Van Houten will write a satisfying ending to 'An Imperial Affliction'
  • And Hazel will read it just before she dies just so she can tell Augustus the end in the afterlife.
Van Houten was a product of Hazel and August's imagination
  • Hazel and Augustus got medical marijuana from Isaac which caused them to hallucinate about the existence of An Imperial Affliction and Van Houten. They went to Amsterdam (marijuana is more or less legal there) their entire discussion with Lidewij and Van Houten was a hallucination. Van Houten was so mean to Hazel because he was a manifestation of the fear she has for her loved ones' well being once she passes away. When Van Houten shows up again, her parents have already told her that they plan on helping others and will be okay after she passes, so Van Houten is much nicer.
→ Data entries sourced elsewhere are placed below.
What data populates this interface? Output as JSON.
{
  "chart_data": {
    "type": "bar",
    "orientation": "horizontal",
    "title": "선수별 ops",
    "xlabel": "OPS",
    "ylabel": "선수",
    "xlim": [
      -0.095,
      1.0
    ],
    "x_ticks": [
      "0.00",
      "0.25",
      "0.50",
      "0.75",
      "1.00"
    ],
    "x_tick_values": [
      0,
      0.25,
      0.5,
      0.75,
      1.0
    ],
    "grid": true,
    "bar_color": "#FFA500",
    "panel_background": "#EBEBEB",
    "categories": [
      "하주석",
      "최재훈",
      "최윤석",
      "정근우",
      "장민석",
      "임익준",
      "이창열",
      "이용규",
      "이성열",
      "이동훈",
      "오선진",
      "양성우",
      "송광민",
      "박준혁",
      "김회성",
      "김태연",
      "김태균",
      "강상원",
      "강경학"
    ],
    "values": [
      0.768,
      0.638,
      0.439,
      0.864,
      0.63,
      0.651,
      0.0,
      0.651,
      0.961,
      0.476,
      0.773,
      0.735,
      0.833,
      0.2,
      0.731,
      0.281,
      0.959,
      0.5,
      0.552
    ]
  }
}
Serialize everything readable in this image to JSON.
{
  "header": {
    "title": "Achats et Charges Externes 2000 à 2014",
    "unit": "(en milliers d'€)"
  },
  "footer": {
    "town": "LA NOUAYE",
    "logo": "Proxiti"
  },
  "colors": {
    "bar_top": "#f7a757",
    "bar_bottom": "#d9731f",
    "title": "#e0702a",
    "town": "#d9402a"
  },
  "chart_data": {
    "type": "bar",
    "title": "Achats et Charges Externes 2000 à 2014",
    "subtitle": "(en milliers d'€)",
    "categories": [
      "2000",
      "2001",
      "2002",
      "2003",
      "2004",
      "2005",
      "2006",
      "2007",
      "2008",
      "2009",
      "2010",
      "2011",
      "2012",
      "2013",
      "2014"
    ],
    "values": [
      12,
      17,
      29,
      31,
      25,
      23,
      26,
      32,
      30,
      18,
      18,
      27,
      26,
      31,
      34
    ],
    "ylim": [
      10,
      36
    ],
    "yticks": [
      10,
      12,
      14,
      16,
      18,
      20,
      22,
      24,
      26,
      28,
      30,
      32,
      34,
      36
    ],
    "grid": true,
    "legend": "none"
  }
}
    • That's not how weed works.

Augustus went to the support group to get a date
Gus appears to have dated two girls in his life, both of which he took the first step with and both of which he knew were dying. He's a teenage boy knowing he might die and he wants to get laid before he goes so he goes for targets he thinks will be easy - girls his own age who are also likely to die and therefore might be eager to try sex before they go. Him joking to Hazel that he hopes taking her to Amsterdam will get him laid might not have been a joke after all. It's not like he spent much time at that support group actually supporting Isaac - most of his time was spent staring at Hazel and later trying to get her to go home with him.
  • Okay... first of all, he was NEC at the beginning of the story. He had no reason to think he was going to die. Second of all, why would he go to all the trouble of taking Hazel to Amsterdam? He could've very easily wooed her at home. I mean, he's a bit pretentious, yes, but he never came off as a straight-up asshole.
    • If Kaitlyn's reaction is anything to go by, Augustus is hot as all get-out and could pick up chicks pretty easily. If he weren't, you know, still mourning for his girlfriend who died of brain cancer.

Augustus wasn't real, and Hazel was in the hospital the whole book, dreaming all the events that supposedly happened
Augustus was merely a hallucination caused by a lack of oxygen in Hazel's brain. When the doctors were able to provide her with oxygen, he "died" (i.e. the hallucination went away). This explains why her time with him was so perfect - it was like a dream.